Based on those numbers, 67 percent of single-parent families, 28 percent of two-parent families and 43 percent of single adults in Rhode Island do not earn enough to make ends meet, the biennial report found.

As a solution, it suggests that Rhode Island’s minimum wage be raised to $15 an hour. The state’s current minimum wage of $10.10 an hour is set to increase to $10.50 an hour starting Jan. 1.

In Massachusetts, meanwhile, the minimum wage of $11 an hour is set to increase to $12 an hour starting Jan. 1. Then it will increase by 75 cents each year until it reaches $15 an hour in January 2023, under legislation passed by Massachusetts state officials this year.

“All Rhode Islanders deserve the opportunity for economic stability,” Rachel Flum, the institute’s executive director, said in a statement.

The report “shows how work support groups, including child care assistance, subsidized health insurance and SNAP [the federal Supplemental Nutrition Assistance Program, or food stamps] help working families close their budget gap when earnings are not enough,” she said.

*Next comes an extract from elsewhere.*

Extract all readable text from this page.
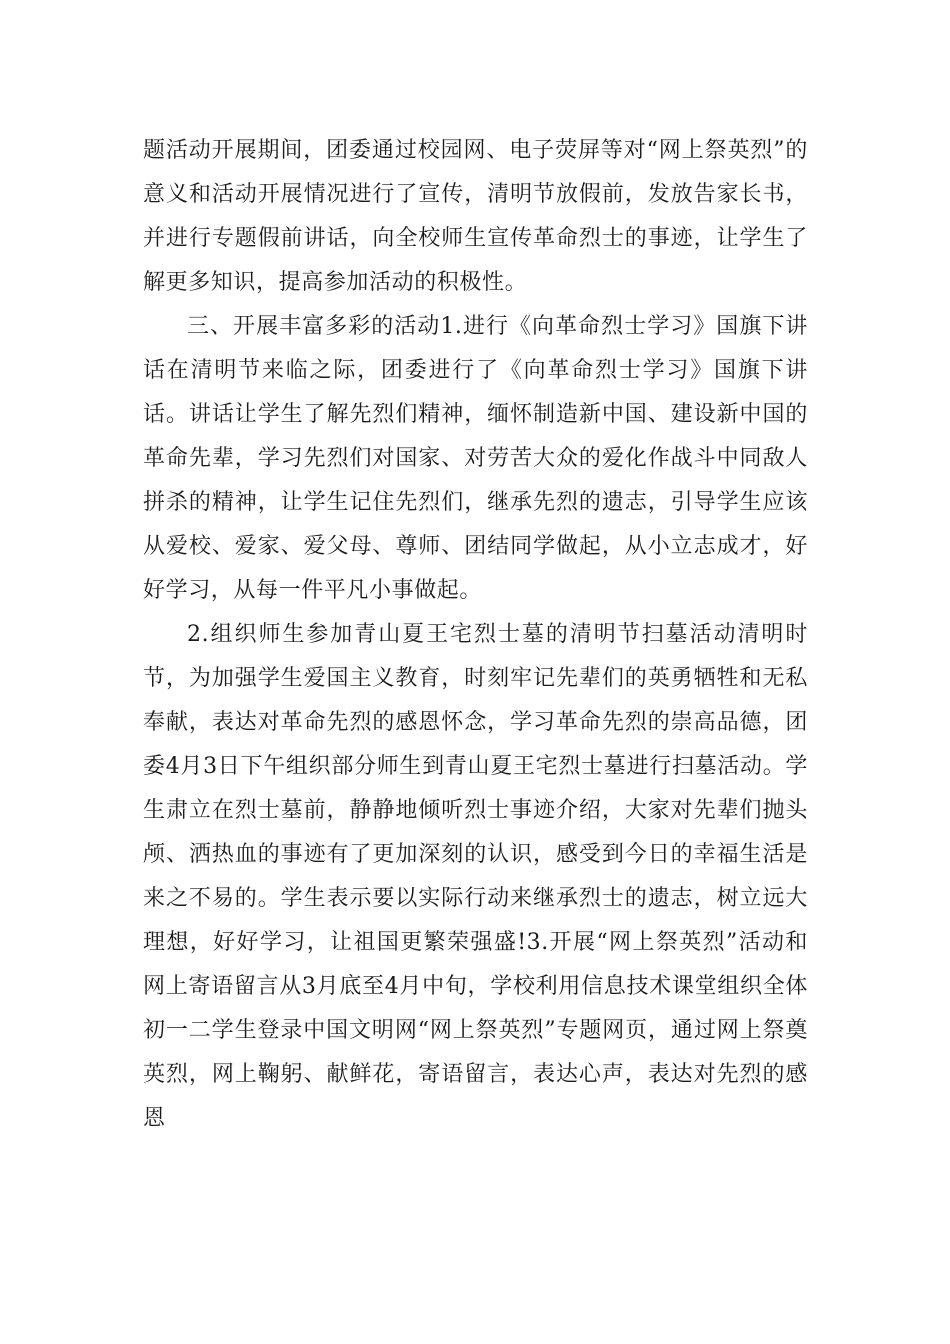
题活动开展期间，团委通过校园网、电子荧屏等对“网上祭英烈”的意义和活动开展情况进行了宣传，清明节放假前，发放告家长书，并进行专题假前讲话，向全校师生宣传革命烈士的事迹，让学生了解更多知识，提高参加活动的积极性。

三、开展丰富多彩的活动1.进行《向革命烈士学习》国旗下讲话在清明节来临之际，团委进行了《向革命烈士学习》国旗下讲话。讲话让学生了解先烈们精神，缅怀制造新中国、建设新中国的革命先辈，学习先烈们对国家、对劳苦大众的爱化作战斗中同敌人拼杀的精神，让学生记住先烈们，继承先烈的遗志，引导学生应该从爱校、爱家、爱父母、尊师、团结同学做起，从小立志成才，好好学习，从每一件平凡小事做起。

2.组织师生参加青山夏王宅烈士墓的清明节扫墓活动清明时节，为加强学生爱国主义教育，时刻牢记先辈们的英勇牺牲和无私奉献，表达对革命先烈的感恩怀念，学习革命先烈的崇高品德，团委4月3日下午组织部分师生到青山夏王宅烈士墓进行扫墓活动。学生肃立在烈士墓前，静静地倾听烈士事迹介绍，大家对先辈们抛头颅、洒热血的事迹有了更加深刻的认识，感受到今日的幸福生活是来之不易的。学生表示要以实际行动来继承烈士的遗志，树立远大理想，好好学习，让祖国更繁荣强盛!3.开展“网上祭英烈”活动和网上寄语留言从3月底至4月中旬，学校利用信息技术课堂组织全体初一二学生登录中国文明网“网上祭英烈”专题网页，通过网上祭奠英烈，网上鞠躬、献鲜花，寄语留言，表达心声，表达对先烈的感恩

“An adequate minimum wage and state Earned Income Tax Credit are vital to boosting workers’ incomes,” she added. “Rhode Island should continue to move forward with improving access to child care assistance and increasing the minimum wage and the state” Earned Income Tax Credit.

Citing recently released federal poverty data, the report found that 11.6 percent of Rhode Islanders lived below the poverty level last year. The rates are higher for minorities, with 23.4 percent of Latinos and 24.3 percent of blacks below the federal poverty line last year, compared with 8 percent of whites.

Yet the report describes how the way the federal government measures poverty is outdated and doesn’t accurately reflect present realities for the working poor.

“The federal poverty level was developed in the 1960s and measured economic security based on the cost of food, which at the time represented a third of a family’s budget. Times have changed so that now other expenses such as child care and housing take up a larger share of a household budget than does food,” it reads.

“The federal poverty level has not changed to reflect this new reality, or to reflect that expenses differ in different areas of the country” it adds. “The federal poverty level also fails to take into account the value of work support programs and tax credits that can help working families meet their expenses.”

The full report is available online at www.economicprogressri.org/RISN.